Tilda, who became Lofty, thought of the plan. Magda, who became Tonker (Yes, she laughed at that one... ) made it work. She forced the window open and pushed Tilda out, and hoisted herself out, and they ran. They chased the cart to a little nothing-town, where nobody would ever recognize them.

Father Jupe, who was good at seeming, seemed to be concerned and seemed to say, We will have to return those poor lost girls to the Ways of Nuggan.

Tonker, who was bad at seeming but good at being, said, We're going to burn that rat's nest one day.

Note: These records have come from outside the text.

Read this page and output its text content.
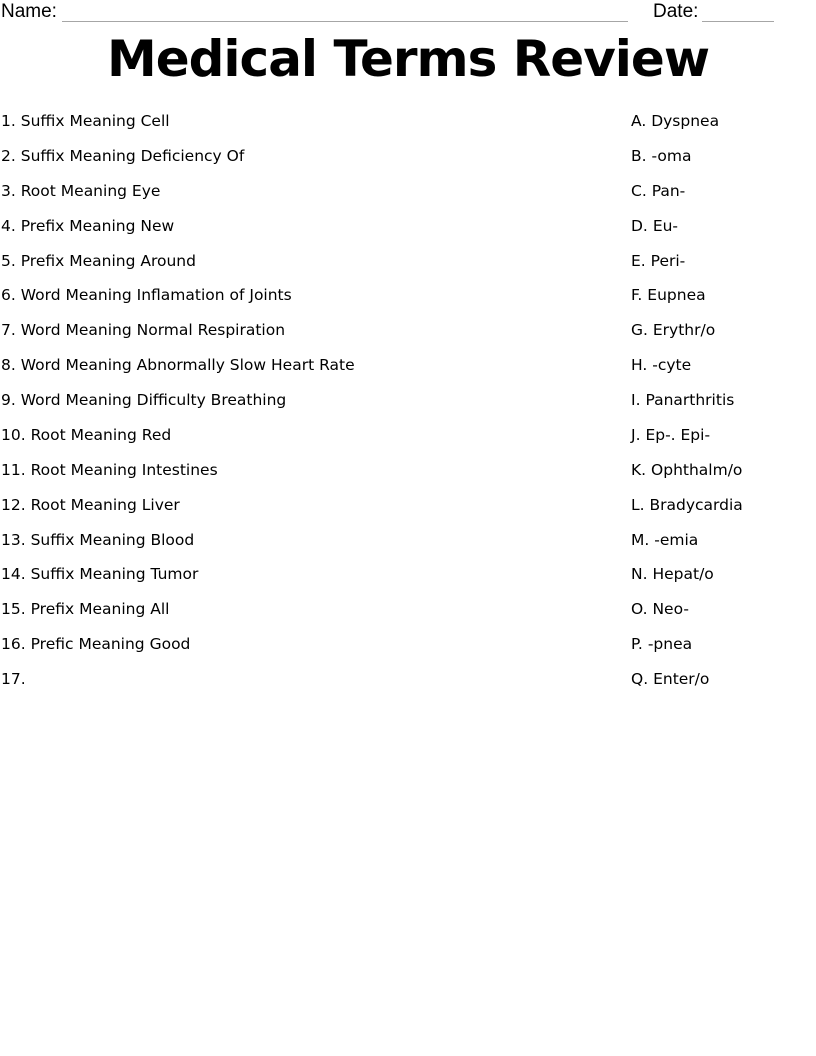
Name:	Date:
Medical Terms Review
1. Suffix Meaning Cell	A. Dyspnea
2. Suffix Meaning Deficiency Of	B. -oma
3. Root Meaning Eye	C. Pan-
4. Prefix Meaning New	D. Eu-
5. Prefix Meaning Around	E. Peri-
6. Word Meaning Inflamation of Joints	F. Eupnea
7. Word Meaning Normal Respiration	G. Erythr/o
8. Word Meaning Abnormally Slow Heart Rate	H. -cyte
9. Word Meaning Difficulty Breathing	I. Panarthritis
10. Root Meaning Red	J. Ep-. Epi-
11. Root Meaning Intestines	K. Ophthalm/o
12. Root Meaning Liver	L. Bradycardia
13. Suffix Meaning Blood	M. -emia
14. Suffix Meaning Tumor	N. Hepat/o
15. Prefix Meaning All	O. Neo-
16. Prefic Meaning Good	P. -pnea
17.	Q. Enter/o
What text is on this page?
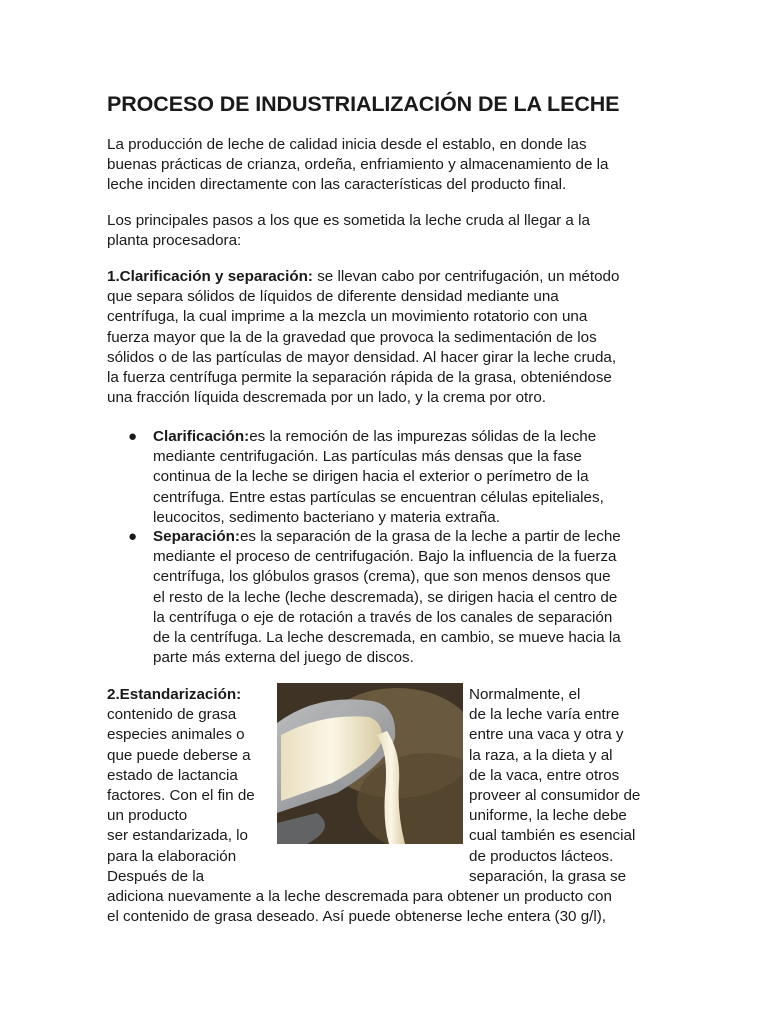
PROCESO DE INDUSTRIALIZACIÓN DE LA LECHE

La producción de leche de calidad inicia desde el establo, en donde las
buenas prácticas de crianza, ordeña, enfriamiento y almacenamiento de la
leche inciden directamente con las características del producto final.

Los principales pasos a los que es sometida la leche cruda al llegar a la
planta procesadora:

1.Clarificación y separación: se llevan cabo por centrifugación, un método
que separa sólidos de líquidos de diferente densidad mediante una
centrífuga, la cual imprime a la mezcla un movimiento rotatorio con una
fuerza mayor que la de la gravedad que provoca la sedimentación de los
sólidos o de las partículas de mayor densidad. Al hacer girar la leche cruda,
la fuerza centrífuga permite la separación rápida de la grasa, obteniéndose
una fracción líquida descremada por un lado, y la crema por otro.

● Clarificación:es la remoción de las impurezas sólidas de la leche
mediante centrifugación. Las partículas más densas que la fase
continua de la leche se dirigen hacia el exterior o perímetro de la
centrífuga. Entre estas partículas se encuentran células epiteliales,
leucocitos, sedimento bacteriano y materia extraña.

● Separación:es la separación de la grasa de la leche a partir de leche
mediante el proceso de centrifugación. Bajo la influencia de la fuerza
centrífuga, los glóbulos grasos (crema), que son menos densos que
el resto de la leche (leche descremada), se dirigen hacia el centro de
la centrífuga o eje de rotación a través de los canales de separación
de la centrífuga. La leche descremada, en cambio, se mueve hacia la
parte más externa del juego de discos.

2.Estandarización:
contenido de grasa
especies animales o
que puede deberse a
estado de lactancia
factores. Con el fin de
un producto
ser estandarizada, lo
para la elaboración
Después de la

Normalmente, el
de la leche varía entre
entre una vaca y otra y
la raza, a la dieta y al
de la vaca, entre otros
proveer al consumidor de
uniforme, la leche debe
cual también es esencial
de productos lácteos.
separación, la grasa se

adiciona nuevamente a la leche descremada para obtener un producto con
el contenido de grasa deseado. Así puede obtenerse leche entera (30 g/l),
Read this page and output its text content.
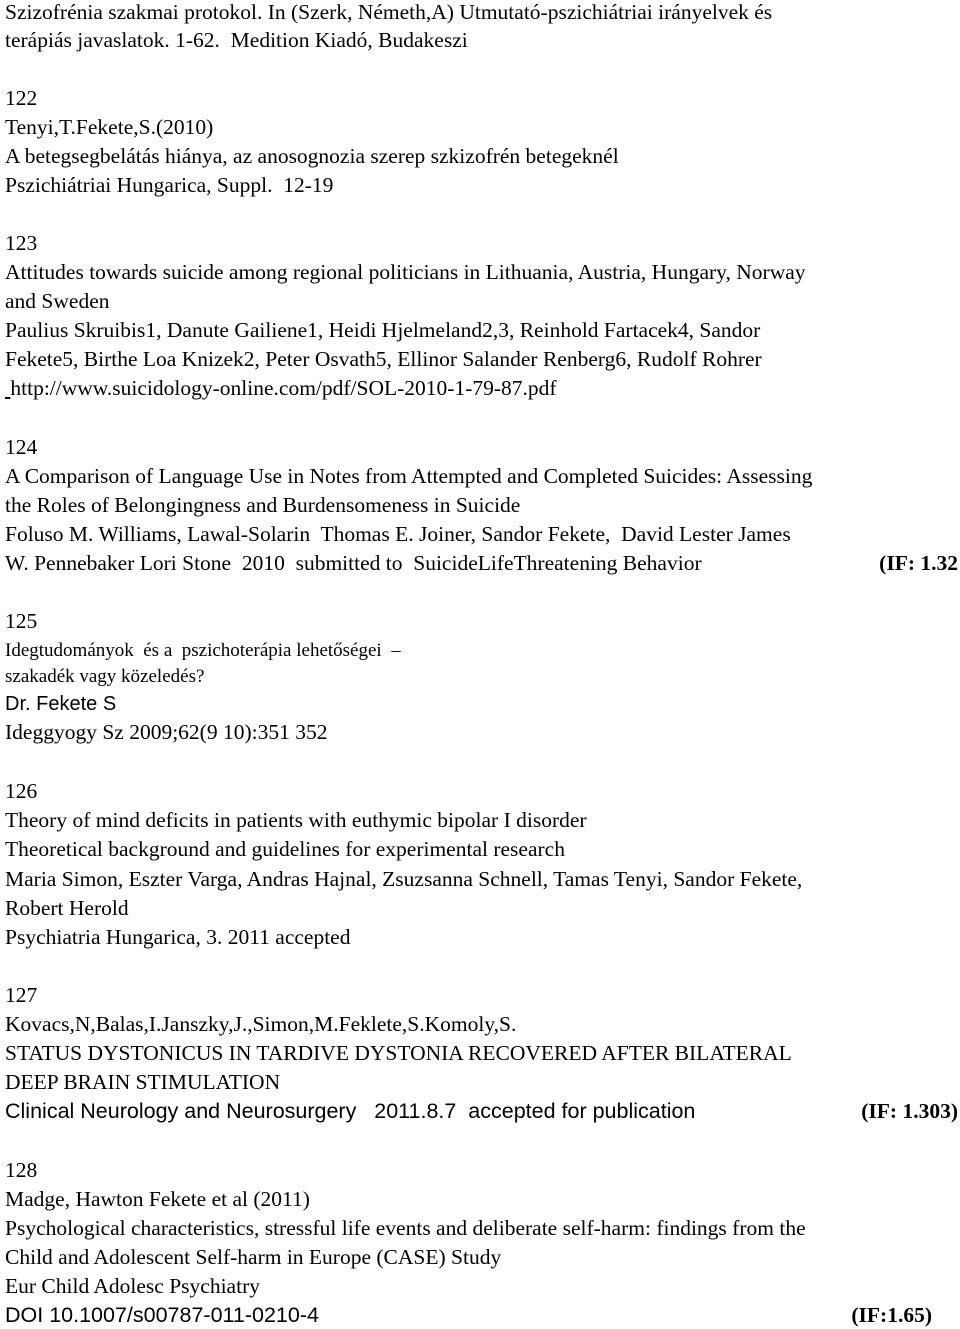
Szizofrénia szakmai protokol. In (Szerk, Németh,A) Utmutató-pszichiátriai irányelvek és
terápiás javaslatok. 1-62.  Medition Kiadó, Budakeszi
122
Tenyi,T.Fekete,S.(2010)
A betegsegbelátás hiánya, az anosognozia szerep szkizofrén betegeknél
Pszichiátriai Hungarica, Suppl.  12-19
123
Attitudes towards suicide among regional politicians in Lithuania, Austria, Hungary, Norway
and Sweden
Paulius Skruibis1, Danute Gailiene1, Heidi Hjelmeland2,3, Reinhold Fartacek4, Sandor
Fekete5, Birthe Loa Knizek2, Peter Osvath5, Ellinor Salander Renberg6, Rudolf Rohrer
http://www.suicidology-online.com/pdf/SOL-2010-1-79-87.pdf
124
A Comparison of Language Use in Notes from Attempted and Completed Suicides: Assessing
the Roles of Belongingness and Burdensomeness in Suicide
Foluso M. Williams, Lawal-Solarin  Thomas E. Joiner, Sandor Fekete,  David Lester James
W. Pennebaker Lori Stone  2010  submitted to  SuicideLifeThreatening Behavior	(IF: 1.32
125
Idegtudományok  és a  pszichoterápia lehetőségei  –
szakadék vagy közeledés?
Dr. Fekete S
Ideggyogy Sz 2009;62(9 10):351 352
126
Theory of mind deficits in patients with euthymic bipolar I disorder
Theoretical background and guidelines for experimental research
Maria Simon, Eszter Varga, Andras Hajnal, Zsuzsanna Schnell, Tamas Tenyi, Sandor Fekete,
Robert Herold
Psychiatria Hungarica, 3. 2011 accepted
127
Kovacs,N,Balas,I.Janszky,J.,Simon,M.Feklete,S.Komoly,S.
STATUS DYSTONICUS IN TARDIVE DYSTONIA RECOVERED AFTER BILATERAL
DEEP BRAIN STIMULATION
Clinical Neurology and Neurosurgery   2011.8.7  accepted for publication	(IF: 1.303)
128
Madge, Hawton Fekete et al (2011)
Psychological characteristics, stressful life events and deliberate self-harm: findings from the
Child and Adolescent Self-harm in Europe (CASE) Study
Eur Child Adolesc Psychiatry
DOI 10.1007/s00787-011-0210-4	(IF:1.65)
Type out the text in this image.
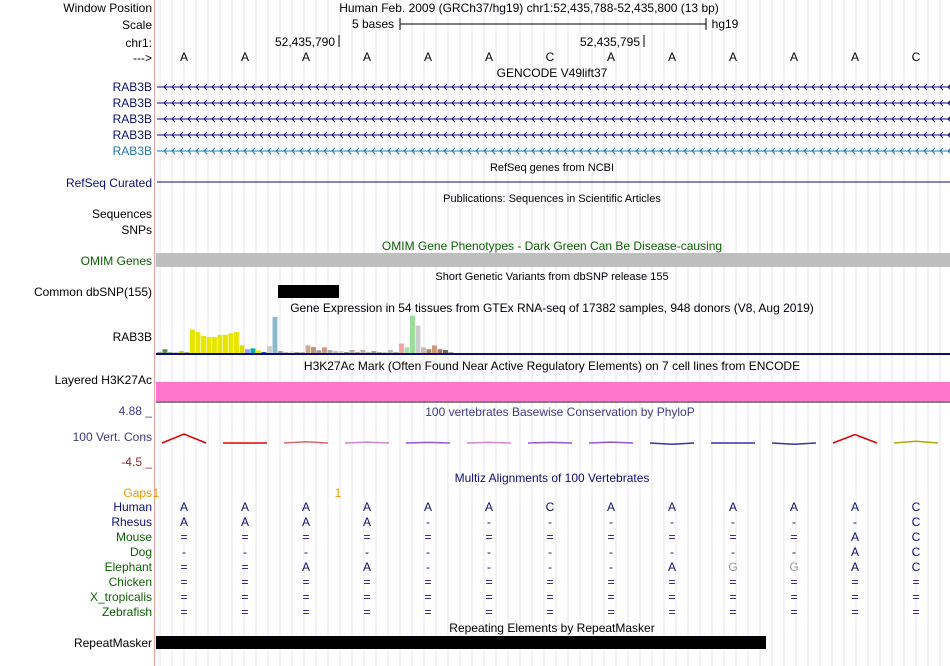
Window Position	Human Feb. 2009 (GRCh37/hg19) chr1:52,435,788-52,435,800 (13 bp)
Scale	5 bases	hg19
chr1:	52,435,790	52,435,795
---> A	A	A	A	A	A	C	A	A	A	A	A	C
GENCODE V49lift37
RAB3B
RAB3B
RAB3B
RAB3B
RAB3B
RefSeq genes from NCBI
RefSeq Curated
Publications: Sequences in Scientific Articles
Sequences
SNPs
OMIM Gene Phenotypes - Dark Green Can Be Disease-causing
OMIM Genes
Short Genetic Variants from dbSNP release 155
Common dbSNP(155)
Gene Expression in 54 tissues from GTEx RNA-seq of 17382 samples, 948 donors (V8, Aug 2019)
RAB3B
H3K27Ac Mark (Often Found Near Active Regulatory Elements) on 7 cell lines from ENCODE
Layered H3K27Ac
100 vertebrates Basewise Conservation by PhyloP
4.88 _
100 Vert. Cons
-4.5 _
Multiz Alignments of 100 Vertebrates
Gaps 1	1
Human A	A	A	A	A	A	C	A	A	A	A	A	C
Rhesus A	A	A	A	-	-	-	-	-	-	-	-	C
Mouse =	=	=	=	=	=	=	=	=	=	=	A	C
Dog	-	-	-	-	-	-	-	-	-	-	-	A	C
Elephant =	=	A	A	-	-	-	-	A	G	G	A	C
Chicken =	=	=	=	=	=	=	=	=	=	=	=	=
X_tropicalis =	=	=	=	=	=	=	=	=	=	=	=	=
Zebrafish =	=	=	=	=	=	=	=	=	=	=	=	=
Repeating Elements by RepeatMasker
RepeatMasker
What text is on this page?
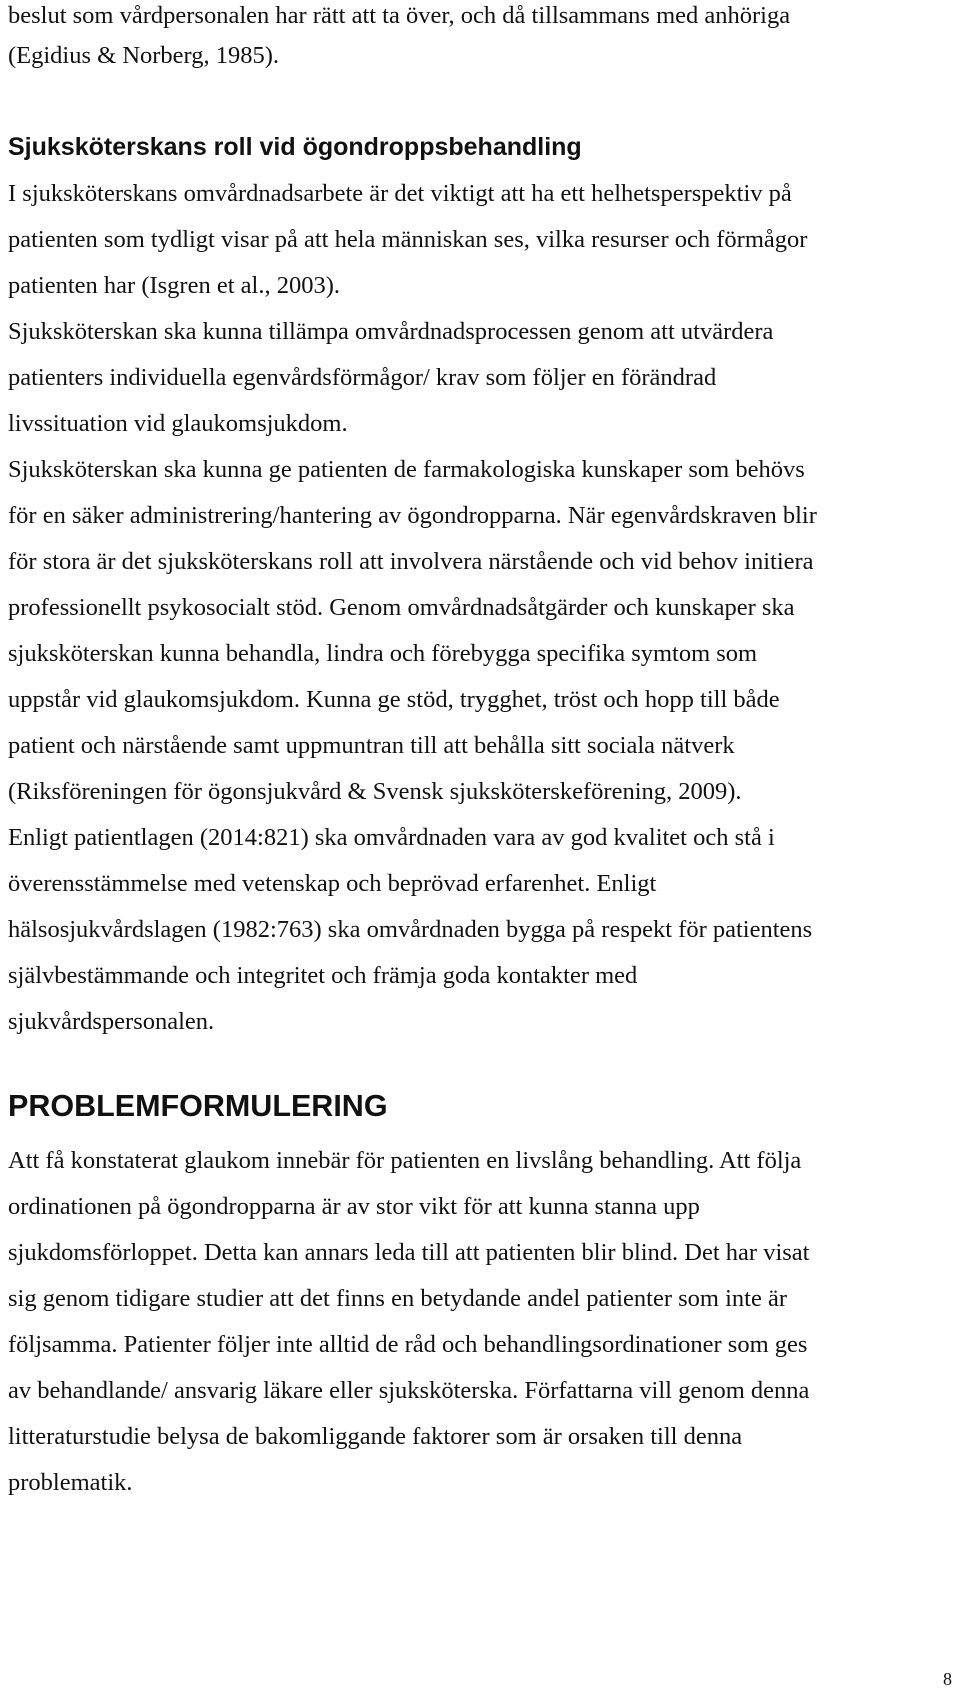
beslut som vårdpersonalen har rätt att ta över, och då tillsammans med anhöriga
(Egidius & Norberg, 1985).
Sjuksköterskans roll vid ögondroppsbehandling
I sjuksköterskans omvårdnadsarbete är det viktigt att ha ett helhetsperspektiv på
patienten som tydligt visar på att hela människan ses, vilka resurser och förmågor
patienten har (Isgren et al., 2003).
Sjuksköterskan ska kunna tillämpa omvårdnadsprocessen genom att utvärdera
patienters individuella egenvårdsförmågor/ krav som följer en förändrad
livssituation vid glaukomsjukdom.
Sjuksköterskan ska kunna ge patienten de farmakologiska kunskaper som behövs
för en säker administrering/hantering av ögondropparna. När egenvårdskraven blir
för stora är det sjuksköterskans roll att involvera närstående och vid behov initiera
professionellt psykosocialt stöd. Genom omvårdnadsåtgärder och kunskaper ska
sjuksköterskan kunna behandla, lindra och förebygga specifika symtom som
uppstår vid glaukomsjukdom. Kunna ge stöd, trygghet, tröst och hopp till både
patient och närstående samt uppmuntran till att behålla sitt sociala nätverk
(Riksföreningen för ögonsjukvård & Svensk sjuksköterskeförening, 2009).
Enligt patientlagen (2014:821) ska omvårdnaden vara av god kvalitet och stå i
överensstämmelse med vetenskap och beprövad erfarenhet. Enligt
hälsosjukvårdslagen (1982:763) ska omvårdnaden bygga på respekt för patientens
självbestämmande och integritet och främja goda kontakter med
sjukvårdspersonalen.
PROBLEMFORMULERING
Att få konstaterat glaukom innebär för patienten en livslång behandling. Att följa
ordinationen på ögondropparna är av stor vikt för att kunna stanna upp
sjukdomsförloppet. Detta kan annars leda till att patienten blir blind. Det har visat
sig genom tidigare studier att det finns en betydande andel patienter som inte är
följsamma. Patienter följer inte alltid de råd och behandlingsordinationer som ges
av behandlande/ ansvarig läkare eller sjuksköterska. Författarna vill genom denna
litteraturstudie belysa de bakomliggande faktorer som är orsaken till denna
problematik.
8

And they kissed the Duchess, or pretended to, and they went on an adventure. And the rest, as they say, is history . . .

What happened after History

They danced, a slow and awkward waltz, on the ashes of the School. Magda, who was sure now that she preferred being Tonker, led. She lofted Lofty, holding her at the waist and twirling her up into the air.

The world became, by tiny halts and starts and misses and hits, a better place.